1 John 4:12-16 teaches plainly that God dwells in the Christian, Romans 8:10 affirms that Christ indwells, and 1 Corinthians 6:19 tells us that the Spirit is in the Christian. But Ephesians 3:17 makes it clear how Jesus indwells — it is through faith. Note verses 14-19:
For this cause I bow my knees unto the Father of our Lord Jesus Christ, of whom the whole family in heaven and earth is named, that He would grant you, according to the riches of His glory, to be strengthened with might by His Spirit in the inner man; that Christ may dwell in your hearts by faith; that ye, being rooted and grounded in love, may be able to comprehend with all saints what is the breadth, and length, and depth, and height; and to be able to know the love of Christ, which passeth knowledge, that ye might be filled with all the fulness of God.”

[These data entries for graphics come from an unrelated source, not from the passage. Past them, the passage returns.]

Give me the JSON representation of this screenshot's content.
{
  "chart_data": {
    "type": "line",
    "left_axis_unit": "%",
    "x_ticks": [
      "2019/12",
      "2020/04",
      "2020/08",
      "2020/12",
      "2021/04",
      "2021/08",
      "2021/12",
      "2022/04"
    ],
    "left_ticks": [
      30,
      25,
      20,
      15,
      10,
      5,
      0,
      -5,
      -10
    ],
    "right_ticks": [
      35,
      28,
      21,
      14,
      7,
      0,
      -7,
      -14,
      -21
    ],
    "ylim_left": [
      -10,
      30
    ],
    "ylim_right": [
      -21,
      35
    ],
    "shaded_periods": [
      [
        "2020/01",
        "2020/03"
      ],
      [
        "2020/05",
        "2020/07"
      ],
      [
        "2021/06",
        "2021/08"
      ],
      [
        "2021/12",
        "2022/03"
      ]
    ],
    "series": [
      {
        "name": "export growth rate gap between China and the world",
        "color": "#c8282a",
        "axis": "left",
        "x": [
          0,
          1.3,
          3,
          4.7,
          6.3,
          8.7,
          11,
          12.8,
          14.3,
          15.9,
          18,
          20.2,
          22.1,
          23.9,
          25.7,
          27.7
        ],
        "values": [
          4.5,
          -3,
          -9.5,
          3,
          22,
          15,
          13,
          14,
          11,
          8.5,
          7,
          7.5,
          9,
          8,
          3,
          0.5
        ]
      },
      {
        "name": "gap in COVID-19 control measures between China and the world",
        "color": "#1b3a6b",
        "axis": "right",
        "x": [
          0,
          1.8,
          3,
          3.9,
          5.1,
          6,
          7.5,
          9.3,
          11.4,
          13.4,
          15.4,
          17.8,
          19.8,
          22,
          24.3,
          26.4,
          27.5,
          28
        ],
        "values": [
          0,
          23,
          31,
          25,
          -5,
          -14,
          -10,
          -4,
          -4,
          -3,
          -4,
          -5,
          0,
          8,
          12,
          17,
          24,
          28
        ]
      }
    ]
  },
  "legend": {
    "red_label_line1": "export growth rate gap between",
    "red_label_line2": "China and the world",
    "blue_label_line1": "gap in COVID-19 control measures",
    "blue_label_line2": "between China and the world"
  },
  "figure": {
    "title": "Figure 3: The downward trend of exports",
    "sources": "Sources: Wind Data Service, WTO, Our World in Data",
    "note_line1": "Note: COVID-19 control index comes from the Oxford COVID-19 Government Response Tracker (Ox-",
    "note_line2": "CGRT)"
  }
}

The heart of man is the abode of God, his Son, and the Holy Spirit and this condition of heart is brought about by the power of God’s word. Some claim that the Spirit indwells personally, but does nothing as a result of that indwelling. One difficulty with that position (in addition to it being unscriptural) is its potential for harm. I tell my little boy that a butterfly is in his stomach but not to worry be- cause it is dormant — it does nothing. Time passes and then one day he has a queer feeling and the result? “Dad was wrong! That butterfly is doing something to me.” I attended a meeting at one of the churches of Christ in Murray, Kentucky a number of years ago, and the preacher affirmed that he had been guided to a parking place on one occasion by the Spirit and at another time was directed to a hospital room where an opportunity to teach was afforded. The indwelling Spirit, he believed, was acting supernaturally on his behalf.
When we read Isaiah 30:10, we need to remember that it was the people of God who wanted God’s message watered down. Someone wrote some years ago that “this generation has been indoctrinated, brainwashed, and conditioned to react against ‘war,’ ‘defense,’ ‘militancy,’ ‘contention,’ and other such words with contempt. To this group the con- notations which these words conjure up are repulsive and abhorrent by their very nature. In contradistinction, such words as ‘love,’ ‘peace,’ ‘harmony,’ ‘unity,’ ‘brotherhood,’ etc., are pleasing to their ears and essential elements of their vocabulary.” These are the kind of people in the church who are crying the same words that Isaiah heard about 700 years before our Lord was born — “Speak unto us smooth things.